Tracy Schwarz, the last surviving member of The New Lost City Ramblers, stood in a respectful approach to the lost music of the countryside, in contrast to more commercial acts like Kingston Trio, Peter, Puter and Mary, who died in W.VA on March 29th. He was 86 years old.
His death at the hospice facility was announced by his wife, Virginia Hawker.
The new lost city of Rambler, formed in New York in 1958, rides the peak of the folk revival. They performed at the first Newport Folk Festival the following year, counting Bob Dylan as fans, jaming at the prestigious Greenwich Village Folk Club in the early 1960s.
“Everything about them appealed to me – their style, their songs, their sounds,” Dylan wrote in his 2004 memoir, “The Chronicle: Volume 1.” “Their songs ran in style, from mountain ballads to fiddle tunes and railroad blue,” he said, “I didn't know they were replicating everything they did from the old 78 records, but what was important anyway?”
Skilled in fiddle, accordion, guitar and banjo, Schwartz joined Mike Seger, half-brother of Folk Laminary Pete Seger, and Rambler guitarist John Cohen, after another former member Tom Paley, who left in 1962.
Schwartz, born in New York and the son of an investment banker, “There was something about Tracy that was a country on earth,” cited Mike Seger in his 2010 book, “New To the Countr: The New Lost City Ramblers and the Folk Music Revival.” “He was just feeling the music, and it was in his bones.”

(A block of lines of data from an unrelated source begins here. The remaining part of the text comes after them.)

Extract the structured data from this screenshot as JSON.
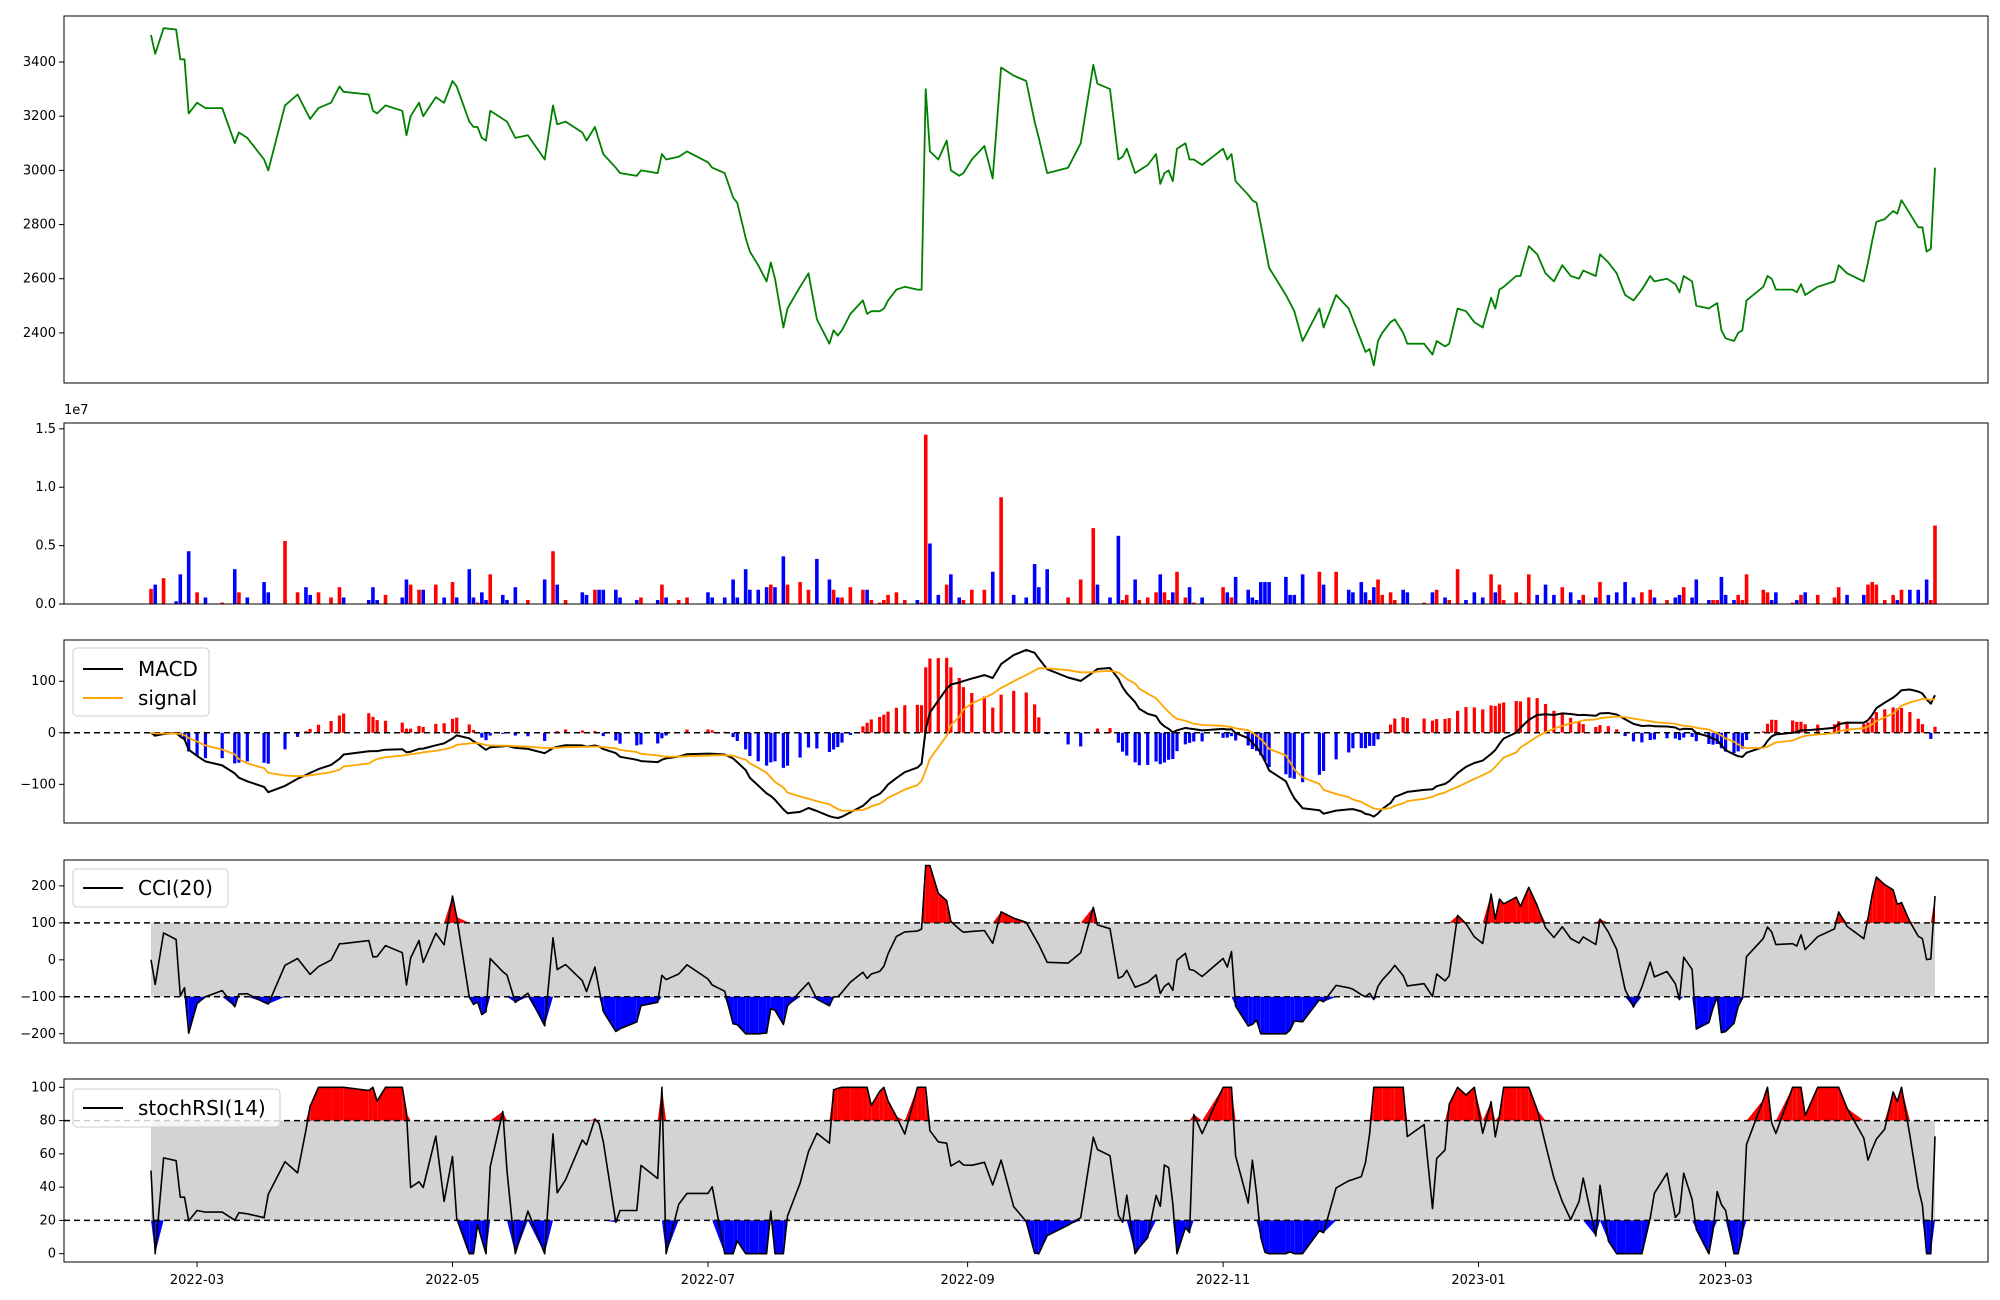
{
  "chart_data": [
    {
      "panel": "price",
      "type": "line",
      "color": "#008000",
      "ylim": [
        2215,
        3570
      ],
      "yticks": [
        2400,
        2600,
        2800,
        3000,
        3200,
        3400
      ],
      "points": [
        [
          "2022-02-18",
          3500
        ],
        [
          "2022-02-19",
          3430
        ],
        [
          "2022-02-21",
          3525
        ],
        [
          "2022-02-24",
          3520
        ],
        [
          "2022-02-25",
          3410
        ],
        [
          "2022-02-26",
          3410
        ],
        [
          "2022-02-27",
          3210
        ],
        [
          "2022-03-01",
          3250
        ],
        [
          "2022-03-03",
          3230
        ],
        [
          "2022-03-07",
          3230
        ],
        [
          "2022-03-10",
          3100
        ],
        [
          "2022-03-11",
          3140
        ],
        [
          "2022-03-13",
          3120
        ],
        [
          "2022-03-17",
          3040
        ],
        [
          "2022-03-18",
          3000
        ],
        [
          "2022-03-22",
          3240
        ],
        [
          "2022-03-25",
          3280
        ],
        [
          "2022-03-27",
          3220
        ],
        [
          "2022-03-28",
          3190
        ],
        [
          "2022-03-30",
          3230
        ],
        [
          "2022-04-02",
          3250
        ],
        [
          "2022-04-04",
          3310
        ],
        [
          "2022-04-05",
          3290
        ],
        [
          "2022-04-11",
          3280
        ],
        [
          "2022-04-12",
          3220
        ],
        [
          "2022-04-13",
          3210
        ],
        [
          "2022-04-15",
          3240
        ],
        [
          "2022-04-19",
          3220
        ],
        [
          "2022-04-20",
          3130
        ],
        [
          "2022-04-21",
          3200
        ],
        [
          "2022-04-23",
          3250
        ],
        [
          "2022-04-24",
          3200
        ],
        [
          "2022-04-27",
          3270
        ],
        [
          "2022-04-29",
          3250
        ],
        [
          "2022-05-01",
          3330
        ],
        [
          "2022-05-02",
          3310
        ],
        [
          "2022-05-05",
          3180
        ],
        [
          "2022-05-06",
          3160
        ],
        [
          "2022-05-07",
          3160
        ],
        [
          "2022-05-08",
          3120
        ],
        [
          "2022-05-09",
          3110
        ],
        [
          "2022-05-10",
          3220
        ],
        [
          "2022-05-13",
          3190
        ],
        [
          "2022-05-14",
          3180
        ],
        [
          "2022-05-16",
          3120
        ],
        [
          "2022-05-19",
          3130
        ],
        [
          "2022-05-23",
          3040
        ],
        [
          "2022-05-25",
          3240
        ],
        [
          "2022-05-26",
          3170
        ],
        [
          "2022-05-28",
          3180
        ],
        [
          "2022-06-01",
          3140
        ],
        [
          "2022-06-02",
          3110
        ],
        [
          "2022-06-04",
          3160
        ],
        [
          "2022-06-05",
          3110
        ],
        [
          "2022-06-06",
          3060
        ],
        [
          "2022-06-09",
          3010
        ],
        [
          "2022-06-10",
          2990
        ],
        [
          "2022-06-14",
          2980
        ],
        [
          "2022-06-15",
          3000
        ],
        [
          "2022-06-19",
          2990
        ],
        [
          "2022-06-20",
          3060
        ],
        [
          "2022-06-21",
          3040
        ],
        [
          "2022-06-24",
          3050
        ],
        [
          "2022-06-26",
          3070
        ],
        [
          "2022-07-01",
          3030
        ],
        [
          "2022-07-02",
          3010
        ],
        [
          "2022-07-05",
          2990
        ],
        [
          "2022-07-07",
          2900
        ],
        [
          "2022-07-08",
          2880
        ],
        [
          "2022-07-10",
          2750
        ],
        [
          "2022-07-11",
          2700
        ],
        [
          "2022-07-13",
          2650
        ],
        [
          "2022-07-15",
          2590
        ],
        [
          "2022-07-16",
          2660
        ],
        [
          "2022-07-17",
          2600
        ],
        [
          "2022-07-19",
          2420
        ],
        [
          "2022-07-20",
          2490
        ],
        [
          "2022-07-23",
          2570
        ],
        [
          "2022-07-25",
          2620
        ],
        [
          "2022-07-27",
          2450
        ],
        [
          "2022-07-30",
          2360
        ],
        [
          "2022-07-31",
          2410
        ],
        [
          "2022-08-01",
          2390
        ],
        [
          "2022-08-02",
          2410
        ],
        [
          "2022-08-04",
          2470
        ],
        [
          "2022-08-07",
          2520
        ],
        [
          "2022-08-08",
          2470
        ],
        [
          "2022-08-09",
          2480
        ],
        [
          "2022-08-11",
          2480
        ],
        [
          "2022-08-12",
          2490
        ],
        [
          "2022-08-13",
          2520
        ],
        [
          "2022-08-15",
          2560
        ],
        [
          "2022-08-17",
          2570
        ],
        [
          "2022-08-20",
          2560
        ],
        [
          "2022-08-21",
          2560
        ],
        [
          "2022-08-22",
          3300
        ],
        [
          "2022-08-23",
          3070
        ],
        [
          "2022-08-25",
          3040
        ],
        [
          "2022-08-27",
          3110
        ],
        [
          "2022-08-28",
          3000
        ],
        [
          "2022-08-30",
          2980
        ],
        [
          "2022-08-31",
          2990
        ],
        [
          "2022-09-02",
          3040
        ],
        [
          "2022-09-05",
          3090
        ],
        [
          "2022-09-07",
          2970
        ],
        [
          "2022-09-09",
          3380
        ],
        [
          "2022-09-12",
          3350
        ],
        [
          "2022-09-15",
          3330
        ],
        [
          "2022-09-17",
          3180
        ],
        [
          "2022-09-18",
          3120
        ],
        [
          "2022-09-20",
          2990
        ],
        [
          "2022-09-25",
          3010
        ],
        [
          "2022-09-28",
          3100
        ],
        [
          "2022-10-01",
          3390
        ],
        [
          "2022-10-02",
          3320
        ],
        [
          "2022-10-05",
          3300
        ],
        [
          "2022-10-07",
          3040
        ],
        [
          "2022-10-08",
          3050
        ],
        [
          "2022-10-09",
          3080
        ],
        [
          "2022-10-11",
          2990
        ],
        [
          "2022-10-12",
          3000
        ],
        [
          "2022-10-14",
          3020
        ],
        [
          "2022-10-16",
          3060
        ],
        [
          "2022-10-17",
          2950
        ],
        [
          "2022-10-18",
          2990
        ],
        [
          "2022-10-19",
          3000
        ],
        [
          "2022-10-20",
          2960
        ],
        [
          "2022-10-21",
          3080
        ],
        [
          "2022-10-23",
          3100
        ],
        [
          "2022-10-24",
          3040
        ],
        [
          "2022-10-25",
          3040
        ],
        [
          "2022-10-27",
          3020
        ],
        [
          "2022-11-01",
          3080
        ],
        [
          "2022-11-02",
          3040
        ],
        [
          "2022-11-03",
          3060
        ],
        [
          "2022-11-04",
          2960
        ],
        [
          "2022-11-07",
          2910
        ],
        [
          "2022-11-08",
          2890
        ],
        [
          "2022-11-09",
          2880
        ],
        [
          "2022-11-10",
          2800
        ],
        [
          "2022-11-11",
          2720
        ],
        [
          "2022-11-12",
          2640
        ],
        [
          "2022-11-16",
          2540
        ],
        [
          "2022-11-17",
          2510
        ],
        [
          "2022-11-18",
          2480
        ],
        [
          "2022-11-20",
          2370
        ],
        [
          "2022-11-24",
          2490
        ],
        [
          "2022-11-25",
          2420
        ],
        [
          "2022-11-28",
          2540
        ],
        [
          "2022-12-01",
          2490
        ],
        [
          "2022-12-02",
          2450
        ],
        [
          "2022-12-04",
          2370
        ],
        [
          "2022-12-05",
          2330
        ],
        [
          "2022-12-06",
          2340
        ],
        [
          "2022-12-07",
          2280
        ],
        [
          "2022-12-08",
          2370
        ],
        [
          "2022-12-09",
          2400
        ],
        [
          "2022-12-11",
          2440
        ],
        [
          "2022-12-12",
          2450
        ],
        [
          "2022-12-14",
          2400
        ],
        [
          "2022-12-15",
          2360
        ],
        [
          "2022-12-19",
          2360
        ],
        [
          "2022-12-21",
          2320
        ],
        [
          "2022-12-22",
          2370
        ],
        [
          "2022-12-24",
          2350
        ],
        [
          "2022-12-25",
          2360
        ],
        [
          "2022-12-27",
          2490
        ],
        [
          "2022-12-29",
          2480
        ],
        [
          "2022-12-31",
          2440
        ],
        [
          "2023-01-02",
          2420
        ],
        [
          "2023-01-04",
          2530
        ],
        [
          "2023-01-05",
          2490
        ],
        [
          "2023-01-06",
          2560
        ],
        [
          "2023-01-07",
          2570
        ],
        [
          "2023-01-10",
          2610
        ],
        [
          "2023-01-11",
          2610
        ],
        [
          "2023-01-13",
          2720
        ],
        [
          "2023-01-15",
          2690
        ],
        [
          "2023-01-17",
          2620
        ],
        [
          "2023-01-19",
          2590
        ],
        [
          "2023-01-21",
          2650
        ],
        [
          "2023-01-23",
          2610
        ],
        [
          "2023-01-25",
          2600
        ],
        [
          "2023-01-26",
          2630
        ],
        [
          "2023-01-29",
          2610
        ],
        [
          "2023-01-30",
          2690
        ],
        [
          "2023-02-01",
          2660
        ],
        [
          "2023-02-03",
          2620
        ],
        [
          "2023-02-05",
          2540
        ],
        [
          "2023-02-07",
          2520
        ],
        [
          "2023-02-09",
          2560
        ],
        [
          "2023-02-11",
          2610
        ],
        [
          "2023-02-12",
          2590
        ],
        [
          "2023-02-15",
          2600
        ],
        [
          "2023-02-17",
          2580
        ],
        [
          "2023-02-18",
          2550
        ],
        [
          "2023-02-19",
          2610
        ],
        [
          "2023-02-21",
          2590
        ],
        [
          "2023-02-22",
          2500
        ],
        [
          "2023-02-25",
          2490
        ],
        [
          "2023-02-26",
          2500
        ],
        [
          "2023-02-27",
          2510
        ],
        [
          "2023-02-28",
          2410
        ],
        [
          "2023-03-01",
          2380
        ],
        [
          "2023-03-03",
          2370
        ],
        [
          "2023-03-04",
          2400
        ],
        [
          "2023-03-05",
          2410
        ],
        [
          "2023-03-06",
          2520
        ],
        [
          "2023-03-10",
          2570
        ],
        [
          "2023-03-11",
          2610
        ],
        [
          "2023-03-12",
          2600
        ],
        [
          "2023-03-13",
          2560
        ],
        [
          "2023-03-17",
          2560
        ],
        [
          "2023-03-18",
          2550
        ],
        [
          "2023-03-19",
          2580
        ],
        [
          "2023-03-20",
          2540
        ],
        [
          "2023-03-23",
          2570
        ],
        [
          "2023-03-27",
          2590
        ],
        [
          "2023-03-28",
          2650
        ],
        [
          "2023-03-30",
          2620
        ],
        [
          "2023-04-03",
          2590
        ],
        [
          "2023-04-04",
          2660
        ],
        [
          "2023-04-05",
          2740
        ],
        [
          "2023-04-06",
          2810
        ],
        [
          "2023-04-08",
          2820
        ],
        [
          "2023-04-10",
          2850
        ],
        [
          "2023-04-11",
          2840
        ],
        [
          "2023-04-12",
          2890
        ],
        [
          "2023-04-14",
          2840
        ],
        [
          "2023-04-16",
          2790
        ],
        [
          "2023-04-17",
          2790
        ],
        [
          "2023-04-18",
          2700
        ],
        [
          "2023-04-19",
          2710
        ],
        [
          "2023-04-20",
          3010
        ]
      ]
    },
    {
      "panel": "volume",
      "type": "bar",
      "ylim": [
        0,
        15500000
      ],
      "yticks": [
        0,
        5000000,
        10000000,
        15000000
      ],
      "ytick_labels": [
        "0.0",
        "0.5",
        "1.0",
        "1.5"
      ],
      "offset_text": "1e7",
      "colors": {
        "up": "#ff0000",
        "down": "#0000ff",
        "flat": "#000000"
      }
    },
    {
      "panel": "macd",
      "type": "line",
      "ylim": [
        -175,
        180
      ],
      "yticks": [
        -100,
        0,
        100
      ],
      "ytick_labels": [
        "−100",
        "0",
        "100"
      ],
      "series": [
        {
          "name": "MACD",
          "color": "#000000"
        },
        {
          "name": "signal",
          "color": "#ffa500"
        }
      ],
      "hist_colors": {
        "up": "#ff0000",
        "down": "#0000ff"
      },
      "legend_location": "upper-left"
    },
    {
      "panel": "cci",
      "type": "area",
      "ylim": [
        -225,
        270
      ],
      "yticks": [
        -200,
        -100,
        0,
        100,
        200
      ],
      "ytick_labels": [
        "−200",
        "−100",
        "0",
        "100",
        "200"
      ],
      "thresholds": [
        100,
        -100
      ],
      "series": [
        {
          "name": "CCI(20)",
          "color": "#000000"
        }
      ],
      "fill_colors": {
        "over": "#ff0000",
        "under": "#0000ff",
        "band": "#d3d3d3"
      },
      "legend_location": "upper-left"
    },
    {
      "panel": "stochrsi",
      "type": "area",
      "ylim": [
        -5,
        105
      ],
      "yticks": [
        0,
        20,
        40,
        60,
        80,
        100
      ],
      "thresholds": [
        80,
        20
      ],
      "series": [
        {
          "name": "stochRSI(14)",
          "color": "#000000"
        }
      ],
      "fill_colors": {
        "over": "#ff0000",
        "under": "#0000ff",
        "band": "#d3d3d3"
      },
      "legend_location": "upper-left",
      "xticks": [
        "2022-03",
        "2022-05",
        "2022-07",
        "2022-09",
        "2022-11",
        "2023-01",
        "2023-03"
      ]
    }
  ]
}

The Rambler was modeled after the traditional string belt that flourished in the lush lush dimples and southern back roads of South Appalachia in the 1920s and 30s. They were equality between entertainers and folklorists, and taught audiences about musical history set in bluegrass and country fundamentals, as played by Dock Boggs, the Carter Family, Cousin Emmy, and the Frypan Rickers.
Rambler “conducted a mammoth rescue mission,” writes music critic Eric Winter, who “snatched from the jaws of the Jukebox Society and stolen from some of the finest music in American tradition.”
Daniel Tracy Schwartz was born in Manhattan on November 13th, 1938. Manhattan is Constance Schwartz, the third of investment banker Hamilton Schwartz's four children and classically trained pianist. Spending summers in rural Vermont he learned to appreciate the rhythm and culture of rural life. “It was almost Appalachian,” he was quoted as saying he had “goed to the country.”
As a child in New Jersey and Connecticut, he began playing guitar in search of rustic music on the radio.
After graduating from Portsmouth Abbey School in Rhode Island, he studied Russian in Georgetown, falling into Washington's thriving folk revival scene. It was there that he came to know his neighbor, Mr. Seger.
Schwartz dropped out of college to join the Army. Stationed in West Germany, he performed with an acoustic country band at his unfair time. When Mr. Seger reached, he was nearing the end of his army's stint.
Rambler continued to tour and record throughout the 1960s. Schwartz also joined Seger on the side project for the Strange Creek Singers, which released the album in 1972. In the 1970s and 1980s he recorded with the famous Cajun Fiddler Dewey Barfa.
From the late 1970s he played guitar and songs with his first wife, Eloise (King) Schwartz, and toured and recorded with his son Peter as a family band for his son Peter and Tracy.
Rambler disbanded in 1979, but sometimes they reunited. Their “20th Anniversary Concert” album from a 1978 performance featuring Elizabeth Cotten, Pete Seager and others was nominated for a Grammy Award for Best Traditional Folk Recording when it was released in 1986, despite being late.
In the late 1980s, Schwartz began a long collaboration with his second wife, the singer, known as Ginny Hawker. They released two albums, “Good Songs For Hard Times” (2000) and “Draw Closer” (2004).
Schwartz was also a songwriter while focusing primarily on others' music. In 2008, his song “Poor Old Dirt Farmer,” recorded by Levon Helm, was nominated for the Americana Music Association Award for Song of the Year.
In addition to his wife and son Peter, Mr. Schwartz was survived by another son, Robert. daughter, Sallyanne Schwartz Kornz; sister, Natalie Lowell; and three grandchildren.
Whatever the band was, or what year was, Schwartz's commitment to sound in the past never wavered. “The music was very beautiful,” he said in a 1986 interview with the Burlington Free Press in Vermont. “Our inspiration was to play exactly the same way.”